Interview with Jacques Taminiaux
The Greek dreams of German philosopy
German philosophers (such as Hegel, Heidegger or Arendt) often relied on Greece as a model and ideal. However, the idea of the "Greek world" being homogeneous is largely an illusion and revives metaphysical perspectives on history and philosophy.
Marcel Hénaff
Greece before 'reason'
Archaic Greece is not just a "preceding" period announcing classical Greece. To better understand this, one must not only, as Ricoeur shows, give up the longing for the classical, but also move away from the specific example of Greece in order to analyse, through general anthropological approaches, what defines an "archaic" culture.
Interview with Pierre Judet de la Combe
Archaic Greece vs. classical Greece: a construed dichotomy
The opposition between a rational and godless classical Greece and an archaic Greece dominated by myth and pre-logical thought is an outdated construction: the pre-Socratic philosophers and the authors of tragedies were already describing a "modern" world and thinking in global terms.
Myriam Revault-d'Allonnes
The utility of tragedy
Ricoeur shows how Greece was used by German philosophers to understand their own time, yet, how did the Greeks themselves interpret their past? Tragedy, by transforming the past into a tool for living, was and is one of the most powerful ways through which to endow the past with meaning for the present.

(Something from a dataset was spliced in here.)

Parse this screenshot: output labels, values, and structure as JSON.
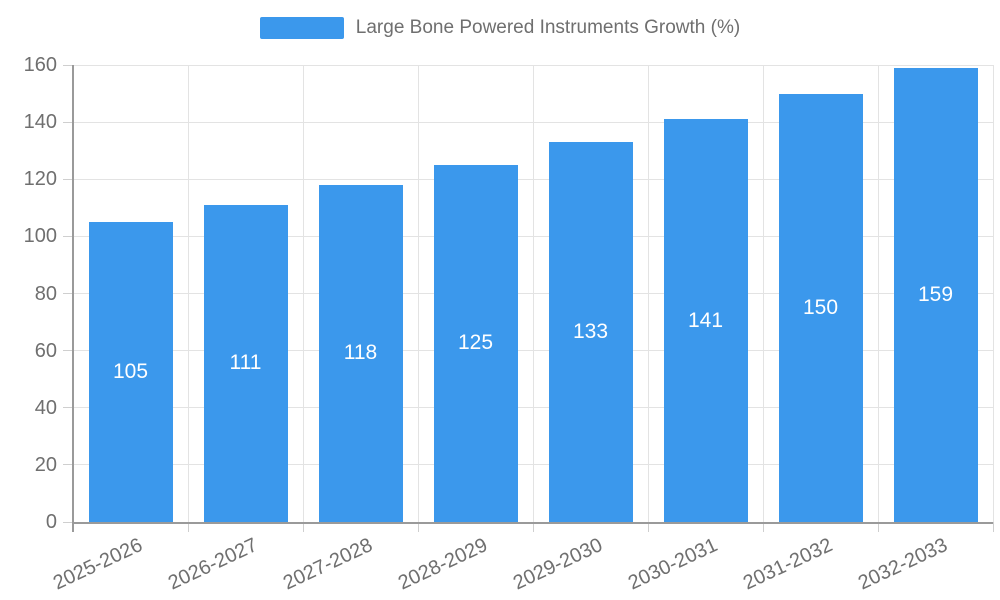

Interview with Thomas Piketty
The return of capital and the rise of inequality
After the Second World War, many believed that capitalism tended towards a reduction of inequalities. However, what we see today is that the 20th century convergence of incomes was only an interlude; the past thirty years have seen a rise in the accumulation of capital, which has brought us closer to where we were in the 19th century. How can we reduce these inequalities with structurally weak growth?
Yves Michaud
Open universities in the era of Wikipedia, Youtube and MOOCs
The Open University project, "Université de tous les savoirs", which was launched in 2000, is coming to an end. Yves Michaud explains how the massive online distribution of knowledge has changed things and how a transdisciplinary approach can survive in the face of the sheer abundance of available content and the difficulty of sorting and organizing it.
Zaki Laïdi
International negotiations: the end of multilateralism
Negotiations on trade or the environment seem further and further removed from multilateralism. Norms are not imposed by international organizations, but by countries who decide their level of involvement based upon their own interests. One witnesses the proliferation of bilateral agreements, an evolution which, especially because of the growing power of the US and China, represents a risk for Europe, a staunch defender of multilateralism.